In drei Minuten war Arkadij in Gala. Wasja säuberte sich nur noch etwas, denn er hatte doch seinen Anzug noch gar nicht abgelegt, mit solchem Eifer hatte er sich der Schreibarbeit angenommen. Sie traten eilig auf die Strasse, einer froher als der andere. Der Weg führte von der Petersburger Seite nach der Vorstadt Kolomna. Arkadij Iwanowitsch ging munter und energischen Schrittes, so dass man schon an seinem Gang die ganze Freude an Wasjas Glück erkennen konnte, der seinerseits auch immer seliger aussah. Er trippelte mit kleinen Schrittchen nebenher, jedoch ohne auch nur das geringste von seiner Würde einzubüssen. Im Gegenteil! Arkadij Iwanowitsch hatte ihn noch nie im Leben so vorteilhaft gesehen. In diesem Augenblick achtete er ihn sogar noch um ein weniges mehr. Wasja hatte ja eigentlich ein körperliches Gebrechen, wovon der Leser bisher noch nichts wusste, er hinkte ein wenig, und dies hatte in dem guten Herzen Arkadij Iwanowitschs immer ein tiefes Gefühl der Liebe und des Mitleids wachgerufen. Jetzt war es sogar mehr eine tiefe Rührung, die er für den Freund hegte, und Wasja war ihrer auch durchaus würdig. Arkadij hätte am liebsten vor Glückseligkeit geweint, aber er hielt an sich.

„Wohin, wohin Wasja? Hier gehen wir doch näher!“ schrie er, als er sah, dass Wasja nach der Wosnjesenki einbog.
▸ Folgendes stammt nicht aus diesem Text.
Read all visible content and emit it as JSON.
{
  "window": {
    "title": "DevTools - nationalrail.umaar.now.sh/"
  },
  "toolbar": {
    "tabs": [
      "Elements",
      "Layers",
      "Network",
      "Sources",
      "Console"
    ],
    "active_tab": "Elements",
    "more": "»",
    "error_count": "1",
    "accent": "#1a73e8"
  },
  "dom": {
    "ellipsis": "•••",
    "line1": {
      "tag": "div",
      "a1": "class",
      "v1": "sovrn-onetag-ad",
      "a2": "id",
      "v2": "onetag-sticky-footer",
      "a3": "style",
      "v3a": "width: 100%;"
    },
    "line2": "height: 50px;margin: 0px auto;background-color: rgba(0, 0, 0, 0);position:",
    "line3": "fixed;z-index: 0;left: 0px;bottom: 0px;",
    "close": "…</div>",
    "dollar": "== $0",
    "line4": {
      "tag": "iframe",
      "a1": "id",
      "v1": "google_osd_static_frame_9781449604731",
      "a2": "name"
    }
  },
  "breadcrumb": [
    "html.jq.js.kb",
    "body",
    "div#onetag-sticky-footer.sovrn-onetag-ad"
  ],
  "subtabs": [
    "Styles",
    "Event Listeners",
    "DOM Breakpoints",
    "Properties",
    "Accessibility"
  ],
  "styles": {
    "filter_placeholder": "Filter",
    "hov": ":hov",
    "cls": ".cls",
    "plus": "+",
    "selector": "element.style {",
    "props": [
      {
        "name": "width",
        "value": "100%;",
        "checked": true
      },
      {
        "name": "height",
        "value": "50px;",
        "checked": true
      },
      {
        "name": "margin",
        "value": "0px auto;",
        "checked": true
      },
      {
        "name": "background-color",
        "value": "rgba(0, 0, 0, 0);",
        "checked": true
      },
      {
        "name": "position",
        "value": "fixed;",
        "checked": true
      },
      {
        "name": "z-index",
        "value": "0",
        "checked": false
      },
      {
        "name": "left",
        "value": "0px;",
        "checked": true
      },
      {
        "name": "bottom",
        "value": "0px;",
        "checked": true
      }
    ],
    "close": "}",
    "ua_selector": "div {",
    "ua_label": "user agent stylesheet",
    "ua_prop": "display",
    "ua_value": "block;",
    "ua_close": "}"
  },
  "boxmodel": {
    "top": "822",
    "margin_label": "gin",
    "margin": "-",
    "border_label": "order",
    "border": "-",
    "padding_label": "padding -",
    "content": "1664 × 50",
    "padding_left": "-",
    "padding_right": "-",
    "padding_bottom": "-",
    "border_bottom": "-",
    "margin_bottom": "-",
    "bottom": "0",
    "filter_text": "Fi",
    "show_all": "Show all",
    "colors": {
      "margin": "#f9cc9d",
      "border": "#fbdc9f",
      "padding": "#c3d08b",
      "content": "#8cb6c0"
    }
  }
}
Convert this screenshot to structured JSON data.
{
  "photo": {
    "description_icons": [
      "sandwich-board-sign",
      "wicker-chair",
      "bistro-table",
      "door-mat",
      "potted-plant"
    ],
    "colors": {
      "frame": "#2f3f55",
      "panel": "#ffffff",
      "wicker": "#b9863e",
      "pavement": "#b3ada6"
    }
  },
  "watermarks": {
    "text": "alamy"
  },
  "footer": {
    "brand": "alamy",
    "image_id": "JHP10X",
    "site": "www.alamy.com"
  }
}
„Sei still, Arkascha ... sei. still!“

„Wirklich, es ist näher, Wasja.“

„Arkadij, weisst du was?“ begann Wasja vor Freude mit ganz geheimnisvoller Stimme, „weisst du was, ich möchte so gern Ljisanka ein kleines Geschenk mitbringen.“

„Was denn?“

„Hier an der Ecke ist Madame Leroux, ein wundervolles Geschäft, Bruder.“

„Na und?“

„Ein Häubchen, Engelchen, ein Häubchen. Heute habe ich so ein süsses kleines Häubchen gesehen, ich habe nachgefragt, Fasson Manon Lescaut‘ wurde mir gesagt, wie ein Wunder! Die Bänder sind kirschfarben, und wenn es nicht teuer ist, Arkascha.... und selbst wenn es teuer ist!“

„Du überragst meiner Meinung nach alle Poeten, Wasja! Gehen wir!“ Sie beeilten sich, und in zwei Minuten traten sie in den Laden.

Es kam ihnen eine schwarzäugige Französin mit einem Lockenkopf entgegen, die gleich beim ersten Blick auf ihre Käufer so lustig und glücklich wurde wie diese selbst, ja vielleicht sogar, wenn man sagen darf, noch etwas glücklicher. Wasja war drauf und dran, Madame Leroux abzuküssen vor Entzücken.